To the best of our knowledge, this is the first study addressing the inter-reader variability and reliability of UWT measurements. A reproducibility analysis showed a wide LOA with a mean of − 2.0 to + 2.0 mm for different observers and only low-to-moderate reliability (ICC = 0.63), due to high inter-reader variance. There was also evidence of systematic differences between the readers. On the agreement plot, there was a tendency for better agreement with the mean at lower UWT and worse agreement at higher UWT. These findings indicate that the measurements of UWT on NCCT appear inconsistent and can lead to incorrect interpretation, which questions its usefulness in clinical praxis.

This study has some limitations. Due to its retrospective nature, the follow-up was not standardised regarding either the type of examination or the time after clinical onset. We could, however, identify a subgroup in which the first control of stone status was performed within approximately 4 weeks. The most common follow-up imaging was IVUs, which reflected the clinical routine at our department at that time.
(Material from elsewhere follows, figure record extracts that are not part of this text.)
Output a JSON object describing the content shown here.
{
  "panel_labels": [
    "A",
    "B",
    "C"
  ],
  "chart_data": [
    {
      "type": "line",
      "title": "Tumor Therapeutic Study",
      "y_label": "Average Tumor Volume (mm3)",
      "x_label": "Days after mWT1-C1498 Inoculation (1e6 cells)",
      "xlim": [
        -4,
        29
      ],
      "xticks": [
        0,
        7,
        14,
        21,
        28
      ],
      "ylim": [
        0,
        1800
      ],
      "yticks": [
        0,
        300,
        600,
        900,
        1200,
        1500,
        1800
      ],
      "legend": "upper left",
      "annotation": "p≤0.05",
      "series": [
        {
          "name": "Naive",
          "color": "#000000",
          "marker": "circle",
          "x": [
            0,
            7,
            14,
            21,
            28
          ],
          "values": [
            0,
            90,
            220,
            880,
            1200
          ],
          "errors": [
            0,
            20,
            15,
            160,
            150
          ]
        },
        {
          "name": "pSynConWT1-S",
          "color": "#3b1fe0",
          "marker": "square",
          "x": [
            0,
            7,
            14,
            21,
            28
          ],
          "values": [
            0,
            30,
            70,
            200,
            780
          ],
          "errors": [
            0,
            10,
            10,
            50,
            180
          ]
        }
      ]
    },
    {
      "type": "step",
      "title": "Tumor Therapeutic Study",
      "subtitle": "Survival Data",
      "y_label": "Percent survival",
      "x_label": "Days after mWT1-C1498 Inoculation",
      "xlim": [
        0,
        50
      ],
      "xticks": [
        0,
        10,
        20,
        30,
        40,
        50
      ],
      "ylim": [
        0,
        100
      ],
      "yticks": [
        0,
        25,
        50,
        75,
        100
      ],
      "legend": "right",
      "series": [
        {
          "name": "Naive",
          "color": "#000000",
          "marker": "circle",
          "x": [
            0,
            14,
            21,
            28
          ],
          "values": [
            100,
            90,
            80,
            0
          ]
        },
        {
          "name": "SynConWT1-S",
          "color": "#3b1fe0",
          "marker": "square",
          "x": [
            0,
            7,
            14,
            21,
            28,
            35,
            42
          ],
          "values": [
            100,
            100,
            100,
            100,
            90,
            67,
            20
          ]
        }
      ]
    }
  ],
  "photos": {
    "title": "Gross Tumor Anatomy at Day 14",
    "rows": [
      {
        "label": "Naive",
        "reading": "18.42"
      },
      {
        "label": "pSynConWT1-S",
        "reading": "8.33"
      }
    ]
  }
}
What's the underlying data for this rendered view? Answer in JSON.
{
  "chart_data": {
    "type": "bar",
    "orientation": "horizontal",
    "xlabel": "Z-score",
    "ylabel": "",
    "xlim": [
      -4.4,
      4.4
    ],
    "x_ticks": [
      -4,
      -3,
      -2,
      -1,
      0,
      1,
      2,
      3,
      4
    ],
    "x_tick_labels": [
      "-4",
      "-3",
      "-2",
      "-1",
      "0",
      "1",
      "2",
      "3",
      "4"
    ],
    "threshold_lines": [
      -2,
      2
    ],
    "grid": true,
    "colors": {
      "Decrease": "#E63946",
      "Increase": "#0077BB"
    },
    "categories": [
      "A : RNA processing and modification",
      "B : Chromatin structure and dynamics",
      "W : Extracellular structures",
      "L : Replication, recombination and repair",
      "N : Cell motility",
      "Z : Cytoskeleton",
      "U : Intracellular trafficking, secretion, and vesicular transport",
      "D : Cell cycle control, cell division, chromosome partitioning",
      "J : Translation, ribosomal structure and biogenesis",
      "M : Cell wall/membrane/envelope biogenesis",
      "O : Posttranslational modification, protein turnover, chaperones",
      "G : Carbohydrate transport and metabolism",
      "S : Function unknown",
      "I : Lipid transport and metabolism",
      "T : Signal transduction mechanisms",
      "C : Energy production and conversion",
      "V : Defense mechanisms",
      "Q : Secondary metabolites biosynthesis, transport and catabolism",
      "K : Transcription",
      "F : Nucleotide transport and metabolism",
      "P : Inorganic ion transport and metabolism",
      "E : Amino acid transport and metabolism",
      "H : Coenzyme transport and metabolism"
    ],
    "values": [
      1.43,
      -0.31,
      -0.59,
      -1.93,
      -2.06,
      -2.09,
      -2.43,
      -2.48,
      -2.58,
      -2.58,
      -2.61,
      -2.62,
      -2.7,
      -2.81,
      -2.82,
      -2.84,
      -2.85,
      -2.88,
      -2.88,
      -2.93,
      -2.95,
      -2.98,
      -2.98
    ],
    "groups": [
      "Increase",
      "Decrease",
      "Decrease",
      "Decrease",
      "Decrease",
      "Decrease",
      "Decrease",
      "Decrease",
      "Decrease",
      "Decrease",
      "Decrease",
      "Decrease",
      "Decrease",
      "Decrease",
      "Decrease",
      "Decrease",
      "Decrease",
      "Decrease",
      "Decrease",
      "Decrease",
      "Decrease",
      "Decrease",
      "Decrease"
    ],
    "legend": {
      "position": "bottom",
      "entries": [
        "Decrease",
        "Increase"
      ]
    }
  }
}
Small stones that are radiolucent or have low radiopacity, and cause no obstruction, may be missed on IVU. We estimate, however, that this potential risk for misclassification was rather low and should not significantly affect the results. Having several observers contributed to reducing the observer bias and enhancing data quality, which increased the study’s reliability and validity. However, all the measurements were taken at the same time on different reformations, which could lead to biased results (increased collinearity) due to readers’ objectivity being affected by auto-suggestion and inherent subjectivity.

Of all the investigated ureter-related factors, only UWT independently predicted stone expulsion in short-term follow-up. Still, its accuracy as a single predictor was only low to moderate. Moreover, the UWT measurements exhibited large interobserver variability and low reliability. None of the included stone impaction markers added any significant value to stone length in the prediction accuracy of spontaneous stone passage.

In conclusion, stone size is an excellent predictor for the spontaneous passage of upper ureteral stones. However, radiological signs of stone impaction do not add any clinically significant value as predictors.